Women surfers making waves
From Bali to Cape Town, photographer Saskia Koerner captures the female story
PHOTOGRAPHING women surfers in their “true natural form” has taken a Cape Townborn photographer to some of the most famous stretches of beach in the world.
Now back home, Saskia Koerner is to show her work from the end of the month at an exhibition in the city.
Koerner told Weekend Argus that during her time in California, the closest surf break to where she lived was the famous Queen of the Coast, Rincon. What astonished her was the number of women in the lineup. Growing up in Cape Town, she had not experienced this.
“I was mesmerised and realised the story of women’s surfing was less told and was inspired to document them. I really wanted to do portraits on the beach rather than surfing shots to show the diversity of women that surf just for the pure love of it.
“My first portrait was of a woman in her midseventies, who would surf in the dark before dawn to avoid the crowds. I was shooting everything on an ancient large format 8x10 camera and was very nervous that the camera could fall over and my first shot would be all out of focus,” she said.
“I grew up reading surf magazines and watching surf movies and the story of women’s surfing was mentioned, but on a very small scale and all too often I hear a guy saying: ‘Oh look at her, she surf ’s so swell, she surf ’s like a guy.’ For us women, the biggest compliment we want to hear is we surf like a woman.”
Even though Light Waves will only feature the South African leg of her project, Koerner has travelled all over the world, photographing women to spread awareness of their marginalisation.
After California, she worked in New York at documentary photographer Mary Ellen Marks’ studio for four months. As much as she loved it, she was craving other adventures so she went back to Bali, Indonesia. It was there that she continued with her portraits of women surfers.
“I started documenting my friends and meeting new women. I had my first show at Deus gallery and this is where the project got its name Light Waves. After the Bali show I received so many private messages from other surfer women and women who don’t surf, expressing their appreciation and gratitude for the show as they felt women were shown in their true natural raw form, without make up, not photoshopped and not sexualised,” she said.
After Bali, Koerner went to Australia to document women surfers there. The images were shown at the Byron Bay Surf Festival in early 2017. New Zealand was her next stop.

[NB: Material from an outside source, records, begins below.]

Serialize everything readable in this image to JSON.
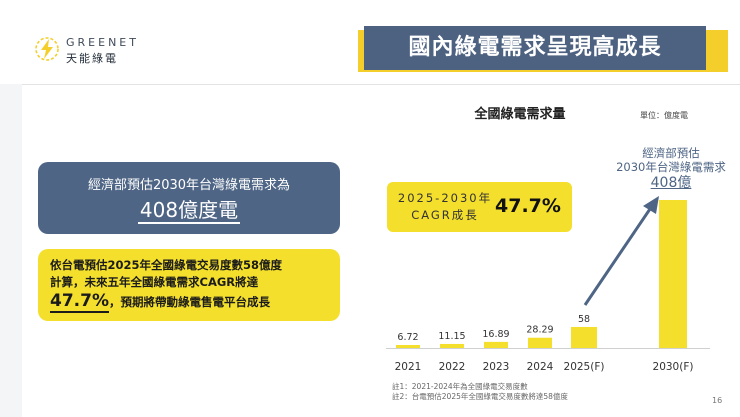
{
  "brand": {
    "name_en": "GREENET",
    "name_zh": "天能綠電",
    "accent": "#f4cf2b",
    "navy": "#4e6585"
  },
  "slide": {
    "title": "國內綠電需求呈現高成長",
    "page_number": "16"
  },
  "left_panel": {
    "forecast_line1": "經濟部預估2030年台灣綠電需求為",
    "forecast_value": "408億度電",
    "note_line1": "依台電預估2025年全國綠電交易度數58億度",
    "note_line2": "計算，未來五年全國綠電需求CAGR將達",
    "note_value": "47.7%",
    "note_line3_rest": "，預期將帶動綠電售電平台成長"
  },
  "cagr_box": {
    "label_line1": "2025-2030年",
    "label_line2": "CAGR成長",
    "value": "47.7%"
  },
  "annotation": {
    "line1": "經濟部預估",
    "line2": "2030年台灣綠電需求",
    "value": "408億"
  },
  "notes": [
    "註1：2021-2024年為全國綠電交易度數",
    "註2：台電預估2025年全國綠電交易度數將達58億度"
  ],
  "chart_data": {
    "type": "bar",
    "title": "全國綠電需求量",
    "unit_label": "單位：億度電",
    "categories": [
      "2021",
      "2022",
      "2023",
      "2024",
      "2025(F)",
      "2030(F)"
    ],
    "values": [
      6.72,
      11.15,
      16.89,
      28.29,
      58,
      408
    ],
    "value_labels": [
      "6.72",
      "11.15",
      "16.89",
      "28.29",
      "58",
      ""
    ],
    "bar_color": "#f4df2c",
    "ylim": [
      0,
      408
    ],
    "grid": false,
    "legend": "none"
  }
}
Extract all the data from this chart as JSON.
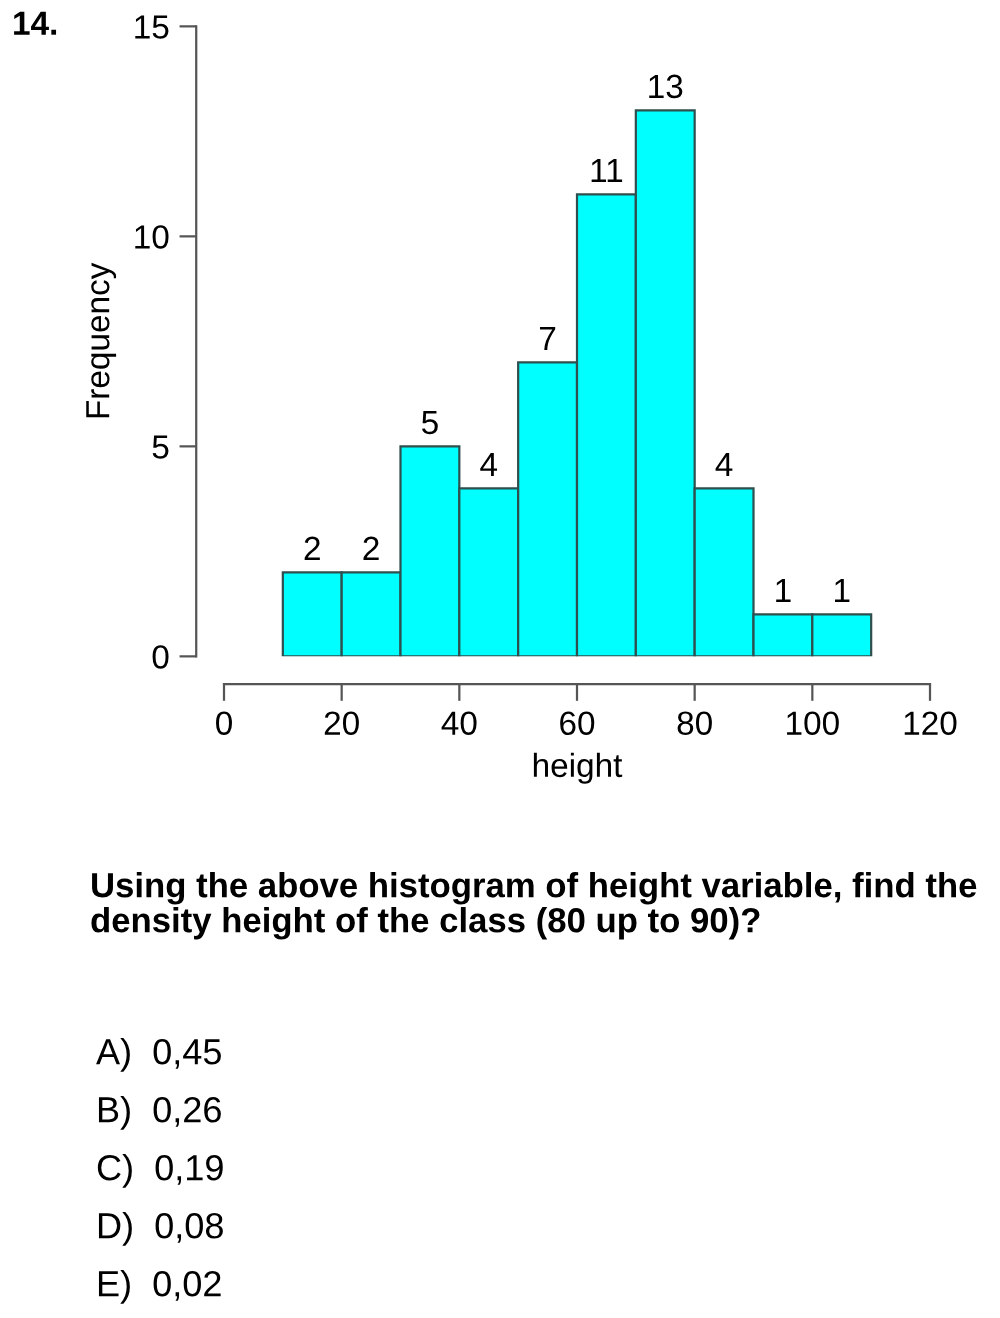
{
  "chart_data": {
    "type": "histogram",
    "title": "14.",
    "xlabel": "height",
    "ylabel": "Frequency",
    "bins": [
      10,
      20,
      30,
      40,
      50,
      60,
      70,
      80,
      90,
      100,
      110
    ],
    "values": [
      2,
      2,
      5,
      4,
      7,
      11,
      13,
      4,
      1,
      1
    ],
    "color": "#00ffff",
    "xlim": [
      0,
      120
    ],
    "xticks": [
      0,
      20,
      40,
      60,
      80,
      100,
      120
    ],
    "ylim": [
      0,
      15
    ],
    "yticks": [
      0,
      5,
      10,
      15
    ],
    "data_labels": true,
    "annotations": [
      "Using the above histogram of height variable, find the density height of the class (80 up to 90)?",
      "A)  0,45",
      "B)  0,26",
      "C)  0,19",
      "D)  0,08",
      "E)  0,02"
    ]
  }
}
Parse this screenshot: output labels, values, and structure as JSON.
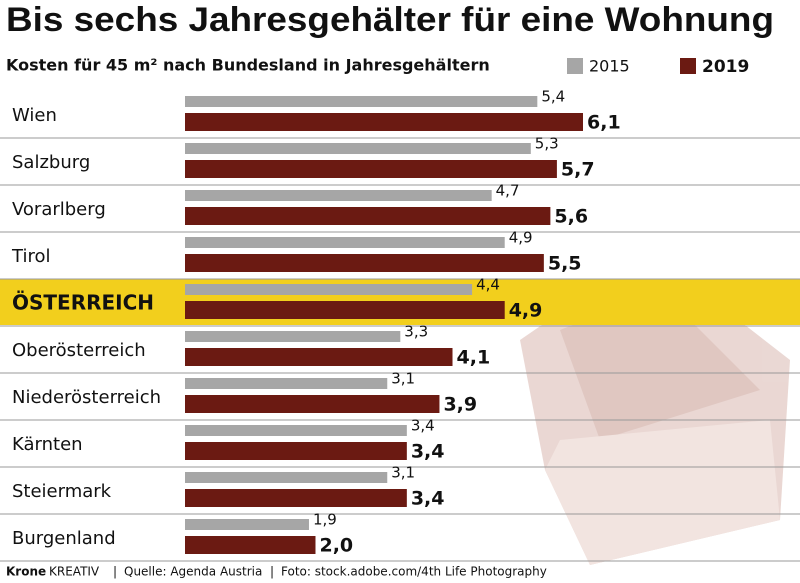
{
  "chart_data": {
    "type": "bar",
    "orientation": "horizontal",
    "title": "Bis sechs Jahresgehälter für eine Wohnung",
    "subtitle": "Kosten für 45 m² nach Bundesland in Jahresgehältern",
    "categories": [
      "Wien",
      "Salzburg",
      "Vorarlberg",
      "Tirol",
      "ÖSTERREICH",
      "Oberösterreich",
      "Niederösterreich",
      "Kärnten",
      "Steiermark",
      "Burgenland"
    ],
    "highlight": 4,
    "series": [
      {
        "name": "2015",
        "color": "#a6a6a6",
        "values": [
          5.4,
          5.3,
          4.7,
          4.9,
          4.4,
          3.3,
          3.1,
          3.4,
          3.1,
          1.9
        ],
        "value_labels": [
          "5,4",
          "5,3",
          "4,7",
          "4,9",
          "4,4",
          "3,3",
          "3,1",
          "3,4",
          "3,1",
          "1,9"
        ]
      },
      {
        "name": "2019",
        "color": "#6b1a12",
        "values": [
          6.1,
          5.7,
          5.6,
          5.5,
          4.9,
          4.1,
          3.9,
          3.4,
          3.4,
          2.0
        ],
        "value_labels": [
          "6,1",
          "5,7",
          "5,6",
          "5,5",
          "4,9",
          "4,1",
          "3,9",
          "3,4",
          "3,4",
          "2,0"
        ]
      }
    ],
    "footer": {
      "brand": "Krone",
      "brand_suffix": "KREATIV",
      "source": "Quelle: Agenda Austria",
      "photo": "Foto: stock.adobe.com/4th Life Photography"
    }
  }
}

Finally she returned to South Africa.
“I am thrilled to have been back in South Africa this year to capture the growing amount of single fin women here. So far, I have photographed over 30 women here.”
Koerner is especially influenced by the women in their sixties and seventies who brave all odds and go surfing as much as they can. For this show, the legendary Bernie Shelly is one of her favourites.
She, as a grandmother of six and having had two hip replacements at age 70, is an inspiration to all with her graceful style.
So far Koerner has captured over 140 surf women and intends to travel around the world in between her work to complete the story and publish a coffee table book.
The exhibition opens on Thursday at the Red Bull Studios on Bree Street in the CBD.
Photographer Saskia Koerner has captured over 140 surf women in their element.